The more I think about Valkyrie no Densetsu, the more I realize how little I’m interested in the game itself. That doesn’t mean I disliked the time I spent with the game. In all honesty, I thought it was a very average game: competently built, but very bare and inoffensive with its design. I want to move past surface reactions like that, though, which is why I found myself more engaged analyzing the game than I did playing it. What about the game’s design caused me to feel so mellow about playing it? How does the game’s historical context inform its design? And what happens when the effects of the game’s design meet the context the game was designed in? While these questions don’t change what the game is, their answers reveal more purpose behind the game’s construction than simply playing it ever would.
That might have something do with how straightforward the game looks. If I were to describe Valkyrie no Densetsu based on what it most frequently asks of you, I’d say it’s a game where you lob spells at magical creatures in your quest to collect the golden seed and restore peace to the land. However, I have some reservations about using those features to characterize the game, since they imply a level of challenge the game doesn’t meet. Yes, the game presents you with challenges, but none of them are as demanding as something like Ikari Warriors, and they’re adjacent to what the game actually does. In fact, when you stop to take in your surroundings, you find Valkyrie no Densetsu to be a pretty sparse game. The environments are void of detail, and any detail they do have is usually very simple. A small handful of objects on screen to interact with, or wide open areas that you can easily navigate. You get the sense that the game is actively stifling any opportunity it has to confuse the player.

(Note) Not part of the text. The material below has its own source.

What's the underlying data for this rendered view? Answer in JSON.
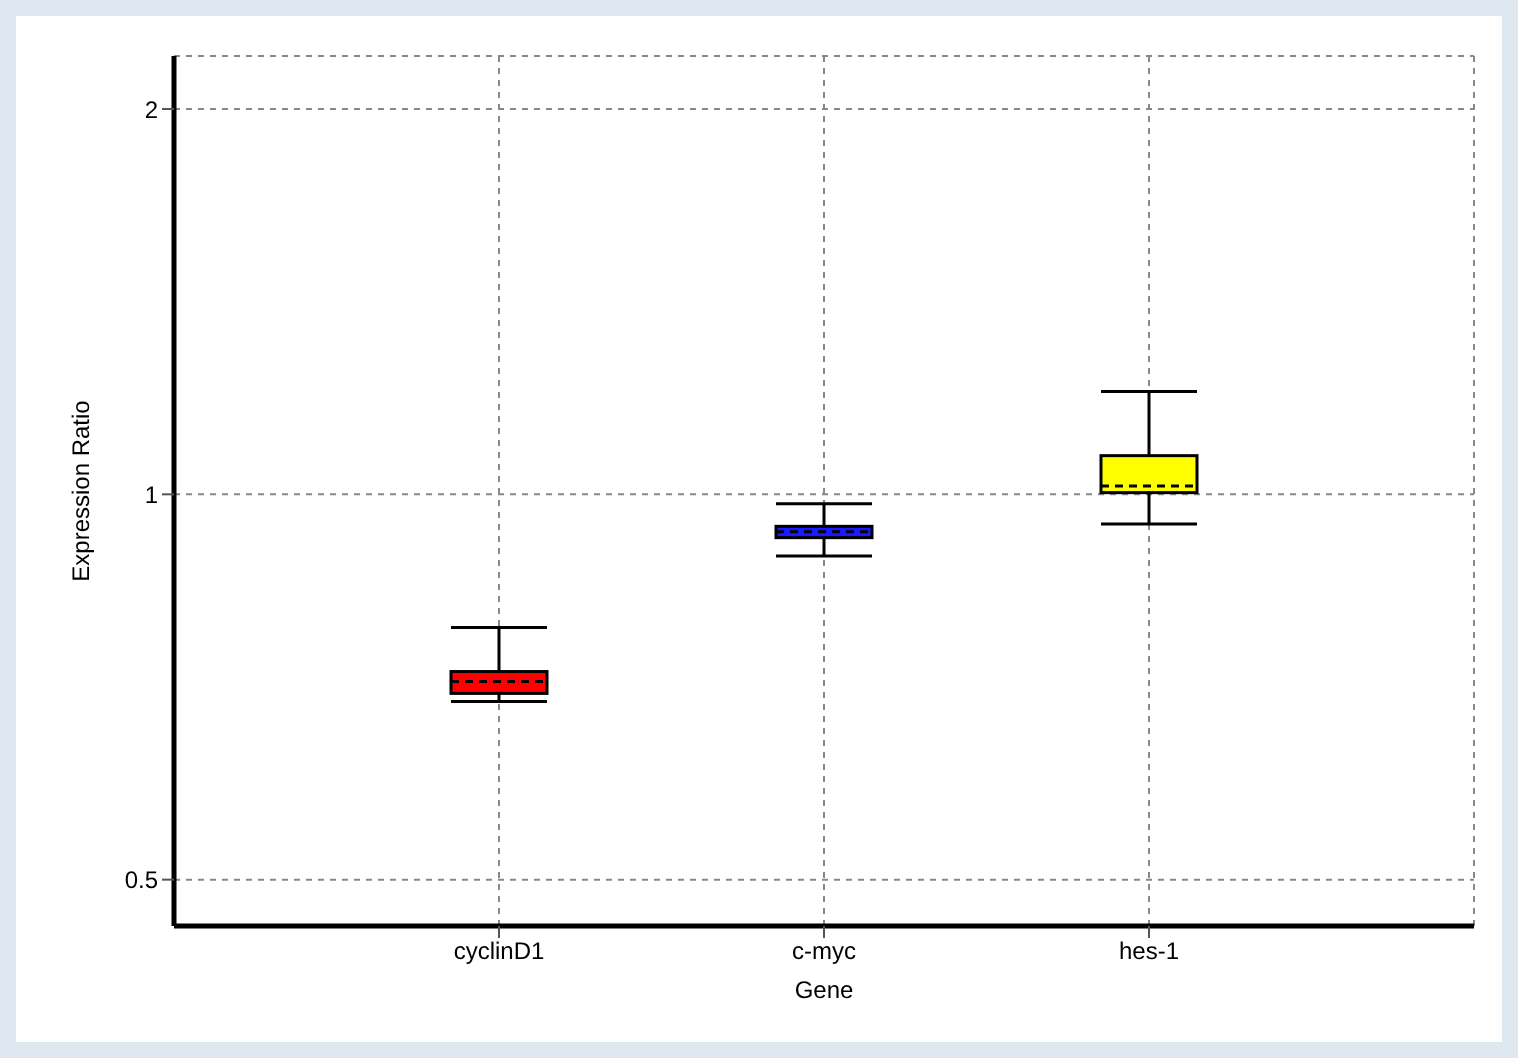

As easy as it might be to read this as the result of technical limitations, I see something else going on here. What I see the game doing is creating a minimalist atmosphere that serves to distance the player from their actions. While I can’t tease out any overt thematic reason behind that decision, the resulting mood is too prominent for me to call it an accident. For example, the sparse detail serves to take away anything that could put any undue mental burden on the player. And the slow go-at-your-own-pace speed of the game only reinforces that, sometimes to an extreme. Playing this game felt like a ritual: I consciously knew that I was playing the game, even when mentally, I felt removed from my own actions. That’s not to say my actions happened automatically; I still had to will them into existence. Nevertheless, there was a definite divorce between body and mind as I played. I hesitate to call such an experience relaxing, but it’s definitely a more carefree game than its mechanics would lead you to believe.
Indeed, the game appears completely averse to challenging the player in any meaningful way. That doesn’t mean it’s given up on actively involving you in its experience; just that its strategies for doing so eschew challenge. Novelty’s the more salient factor for Valkyrie no Densetsu. The designers introduce features like quizzes and sliding puzzles and a dance scene only when the regular gameplay has continued for too long, and they’re careful never to repeat the same thing twice. In one way, I see all this as informing Valkyrie’s toy-like nature. It wants to present itself as a game of discovery; one where you interact with it only for the sake of interacting with it, and play with it only in your leisure time (rather than centering your leisure time around it). The sliding puzzles demonstrate that well enough: they stop when they become too challenging for you.
And in another way, I see all this as speaking to the game’s limitations. Whether it wants to be a game or a toy, Valkyrie requires a certain level of engagement between itself and the player. Too much engagement, and the game risks compromising its minimalist design. Too little engagement, and it stops being a game. (I don’t mean to dredge up old arguments about what constitutes a game or the role interactivity plays in them. For our purposes, though, the interactivity that books and movies provide wouldn’t meet Valkyrie’s needs.) In light of that, the game’s fascination with novelty comes across as a compromise: the player can choose their level of involvement with the game, and the game doesn’t have to raise its own profile to do so.
At this point, some of you may feel like I’m speaking around the game rather than about it; that I’m using it as a conduit to discuss larger issues instead of treating it as a singular object. Although I can understand these concerns, the only way I could have done the game justice was by writing about it the way I did. The critic’s job is, in part, to illuminate whatever inherent value a given work has. That doesn’t mean the critic can only praise what they evaluate, but that they should do right by it and show what makes this work unique among all others. It just so happens that in this case, a roundabout approach really was the best way to achieve that. If I’d treated Valkyrie no Densetsu only for what it was, I’d limit myself to a competent but unimpressive arcade game. I want to give the game more credit than that, though, and if that means looking outside the game to accomplish my goals, then so be it.